DETAIL:  Key (g_no)=(A-101) is not present in table "groups".
test=# \d+ students
                                           Table "public.students"
   Column   |  Type   | Collation | Nullable | Default | Storage  | Compression | Stats target | Description 
------------+---------+-----------+----------+---------+----------+-------------+--------------+-------------
 s_id       | integer |           | not null |         | plain    |             |              | 
 name       | text    |           |          |         | extended |             |              | 
 start_year | integer |           |          |         | plain    |             |              | 
 g_no       | text    |           |          |         | extended |             |              | 
Indexes:
    "students_pkey" PRIMARY KEY, btree (s_id)
Foreign-key constraints:
    "students_g_no_fkey" FOREIGN KEY (g_no) REFERENCES groups(g_no)
Referenced by:
    TABLE "exams" CONSTRAINT "exams_s_id_fkey" FOREIGN KEY (s_id) REFERENCES students(s_id)
    TABLE "groups" CONSTRAINT "groups_monitor_fkey" FOREIGN KEY (monitor) REFERENCES students(s_id)
Access method: heap

Go back to terminal-a,

test=*> COMMIT;
COMMIT
test=>

Go back to terminal-b,

test=# UPDATE students SET g_no = 'A-101';
UPDATE 3
test=# SELECT * from students;
 s_id |  name  | start_year | g_no  
------+--------+------------+-------
 1451 | Anna   |       2014 | A-101
 1432 | Victor |       2014 | A-101
 1556 | Nina   |       2015 | A-101
(3 rows)

test=#

¶ Scehma

In PostgreSQL, a schema is a logical container that groups related database objects together. Database objects include tables, views, indexes, sequences, functions, operators, and data types.

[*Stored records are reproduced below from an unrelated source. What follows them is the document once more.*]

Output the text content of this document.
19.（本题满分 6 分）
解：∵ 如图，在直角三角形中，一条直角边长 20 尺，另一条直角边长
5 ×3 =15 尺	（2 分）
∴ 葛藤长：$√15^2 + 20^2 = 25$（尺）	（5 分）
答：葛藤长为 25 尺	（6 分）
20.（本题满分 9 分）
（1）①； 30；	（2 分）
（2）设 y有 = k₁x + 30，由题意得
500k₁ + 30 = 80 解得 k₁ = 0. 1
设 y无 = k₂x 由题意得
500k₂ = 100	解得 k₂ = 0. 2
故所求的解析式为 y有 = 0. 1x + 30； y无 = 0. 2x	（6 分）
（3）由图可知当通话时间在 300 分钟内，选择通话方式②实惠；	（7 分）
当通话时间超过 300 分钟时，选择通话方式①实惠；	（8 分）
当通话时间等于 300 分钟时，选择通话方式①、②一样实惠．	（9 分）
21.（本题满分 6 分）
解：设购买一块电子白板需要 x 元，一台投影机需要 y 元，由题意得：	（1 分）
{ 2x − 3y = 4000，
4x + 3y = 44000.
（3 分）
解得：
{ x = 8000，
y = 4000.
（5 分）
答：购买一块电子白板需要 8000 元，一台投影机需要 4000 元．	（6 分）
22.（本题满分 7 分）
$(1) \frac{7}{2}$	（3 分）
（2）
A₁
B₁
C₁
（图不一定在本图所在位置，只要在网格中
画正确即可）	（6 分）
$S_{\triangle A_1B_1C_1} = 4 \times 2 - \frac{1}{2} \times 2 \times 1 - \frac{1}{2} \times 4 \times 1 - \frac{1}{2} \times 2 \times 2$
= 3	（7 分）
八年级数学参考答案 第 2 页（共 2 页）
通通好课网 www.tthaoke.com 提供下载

When you create a new table like the example you provided, it is created within a specific schema, which can be specified using the CREATE TABLE command. If you don't specify a schema name, the table is created in the public schema by default.

For example, you can create the courses table in a schema named my_schema like this:

CREATE SCHEMA my_schema;

CREATE TABLE my_schema.courses (
    c_no text PRIMARY KEY,
    title text,
    hours integer
);

In this example, the courses table is created within the my_schema schema. You can then query the table using the fully-qualified name my_schema.courses.

So a schema is a higher-level container that holds database objects like tables. The statements to create individual tables are just part of the objects that can be included in a schema.